The UK ranks at or near the top of international league tables on economic inequality between regions, making it one of the most regionally unequal countries in Europe.

According to the IFS, there is a danger that this could worsen in light of economic disruption related to the end of the Brexit transition period.

This is because areas dependent on manufacturing and with high concentrations of less-educated workers, such as the North of England, South Wales and the West Midlands, will be highly exposed to any kind of disruption resulting from a Brexit deal, or lack thereof.

By contrast, there is no systematic relationship between the areas that are most left behind on measures such as pay, employment, education and disability and the areas that have experienced the worst short-term economic impacts from the coronavirus pandemic.

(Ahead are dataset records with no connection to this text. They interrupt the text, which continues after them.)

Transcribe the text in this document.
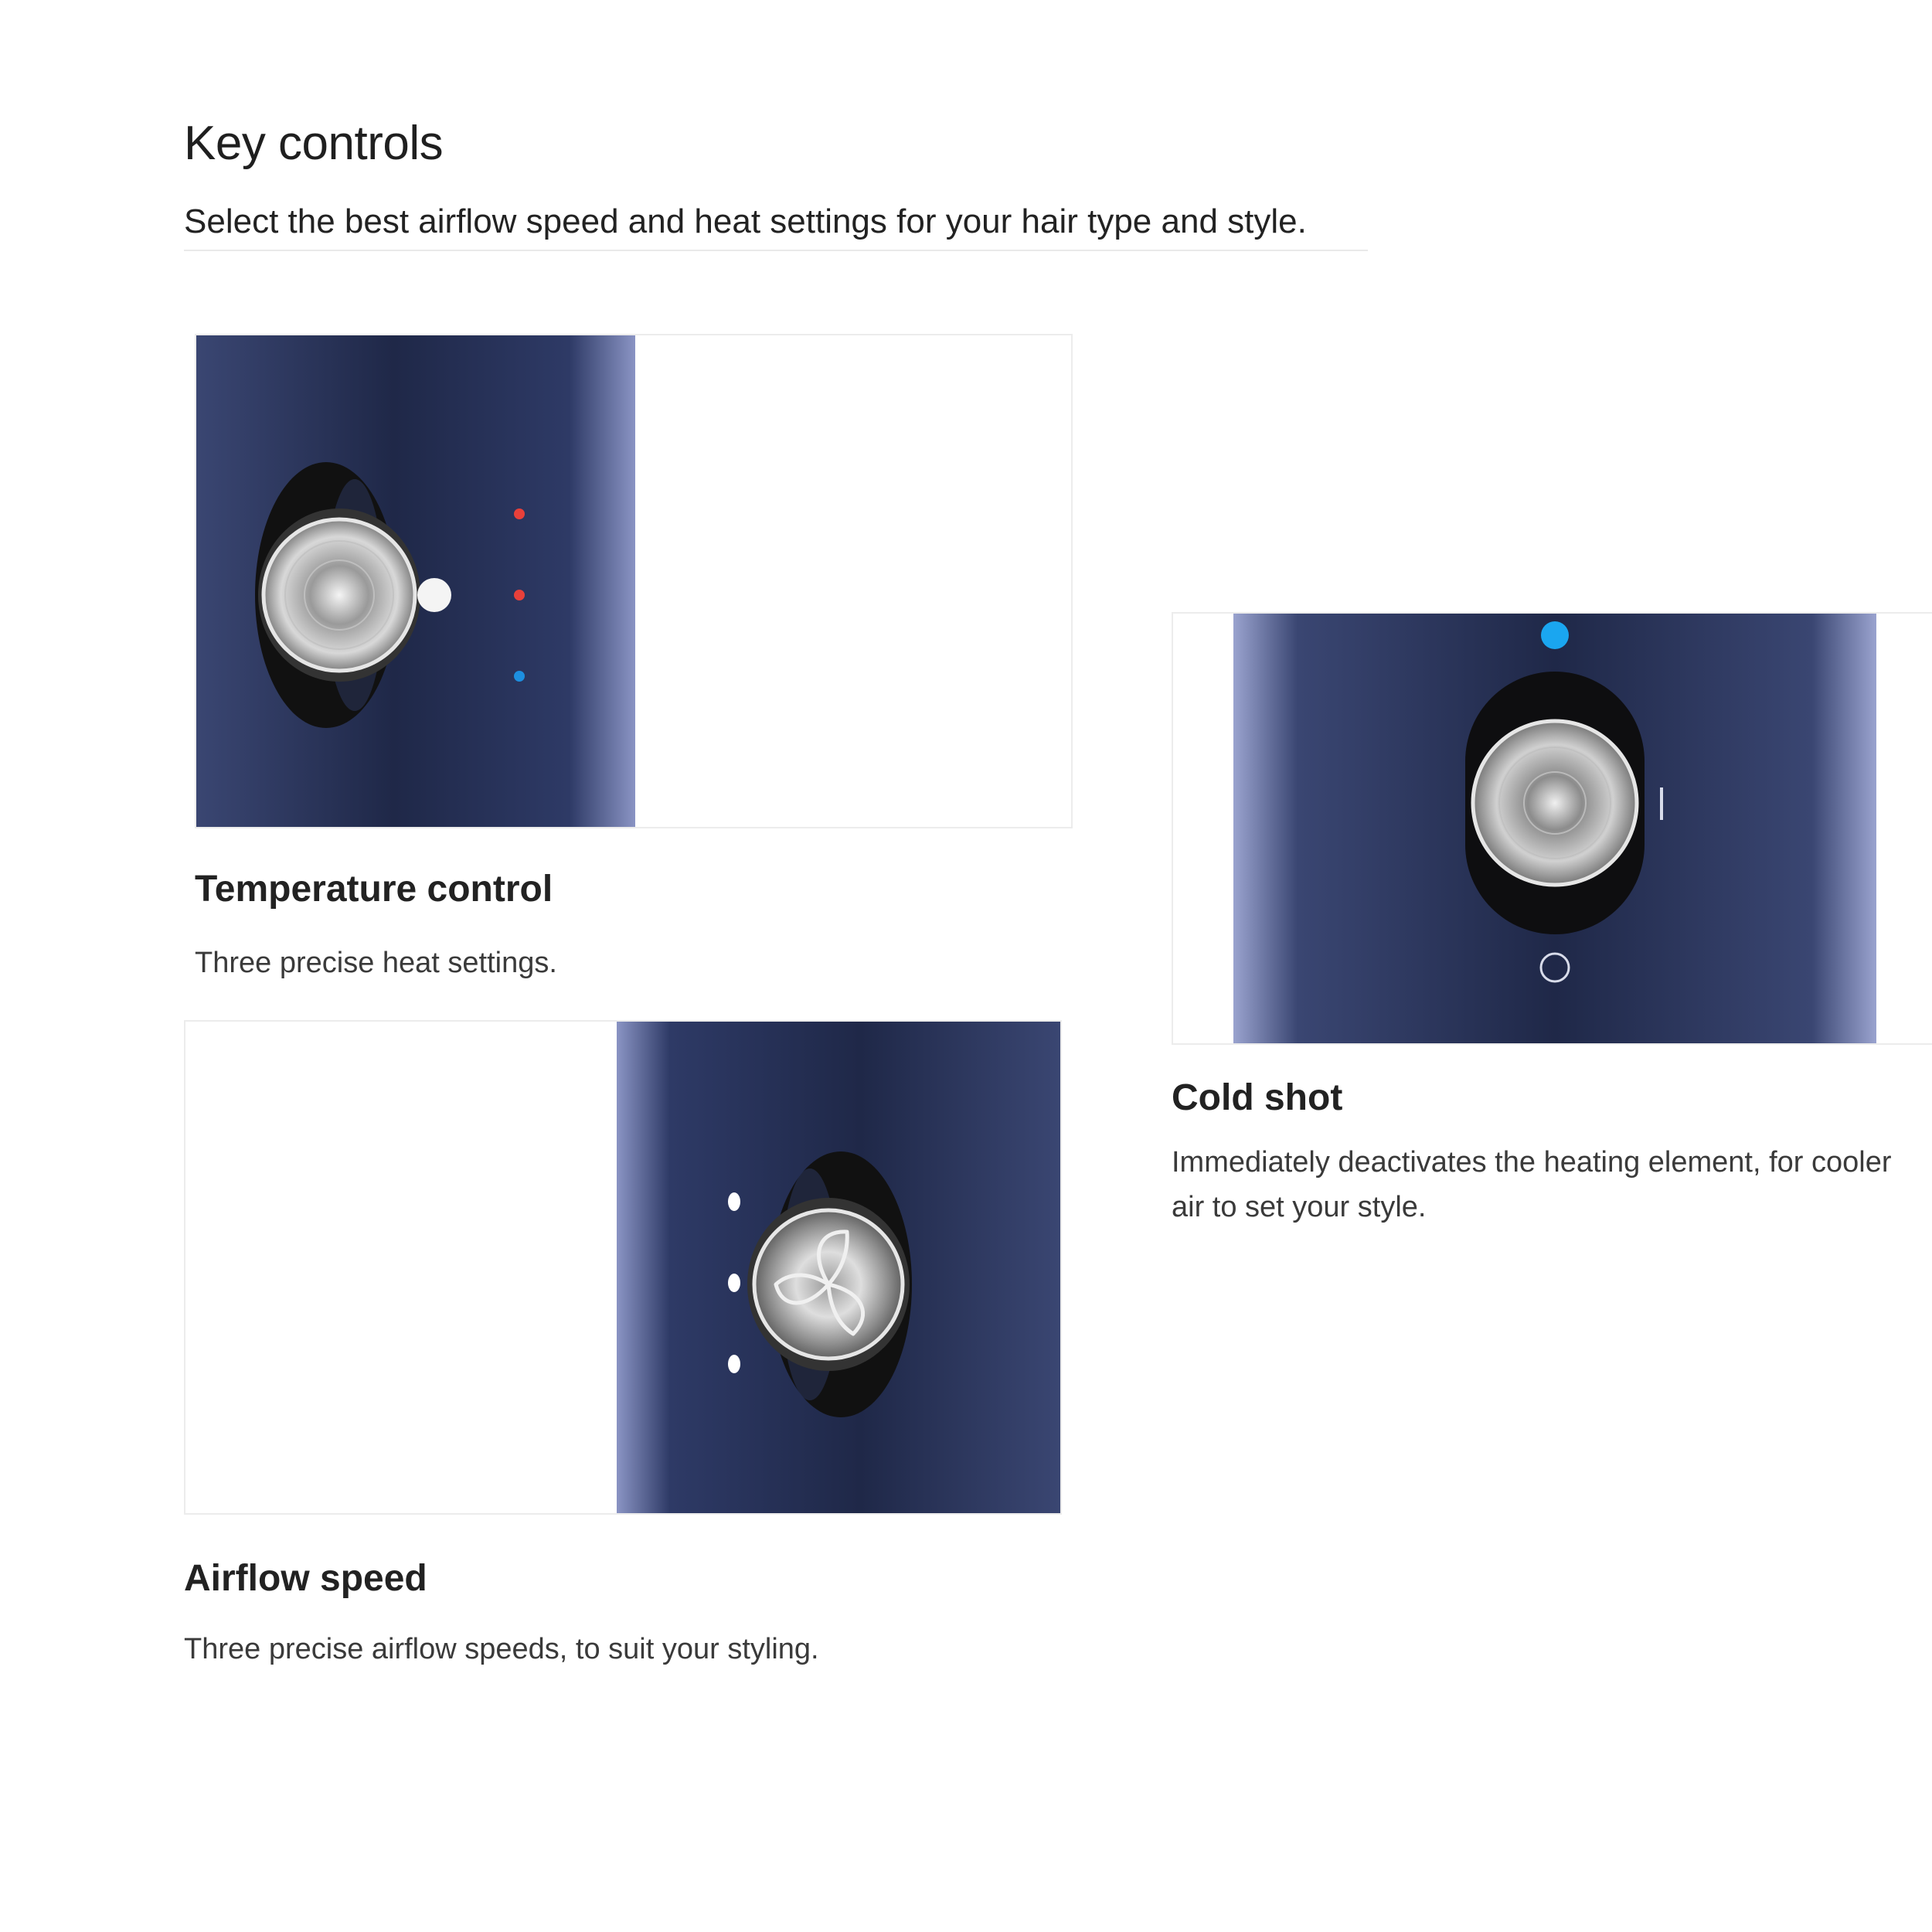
Key controls
Select the best airflow speed and heat settings for your hair type and style.
Temperature control
Three precise heat settings.
Airflow speed
Three precise airflow speeds, to suit your styling.
Cold shot
Immediately deactivates the heating element, for cooler air to set your style.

This means that the most natural areas to ‘level up’ are not, in general, the same places that the Prime Minister might wish to target when ‘building back better’ post-COVID.

The IFS report also found that while local authorities facing the worst short-term economic effects from COVID-19 were generally not those that were already ‘left behind’, there were some exceptions, including in the North East.

For instance, the centres of places like Liverpool, Newcastle, Glasgow and Dundee face the ‘double whammy’ of being both left behind and vulnerable to the immediate economic fallout from the pandemic.

Mark Franks, director of welfare at the Nuffield Foundation, said: “Successive governments have struggled to translate aspirations to alter the distribution of growth and prosperity across the UK into economic or social reality.

“The impact of Brexit and COVID-19 only add to the difficulty and complexity of this task by exacerbating some existing inequalities and bringing new ones to the fore.”

Alex Davenport, research economist at the IFS and an author of the report, added: “The government needs to set out what it intends to achieve through “levelling up”, where it wants to target support, and how.

“This already complex and difficult task will only be made more complicated by Brexit and the COVID-19 crisis.”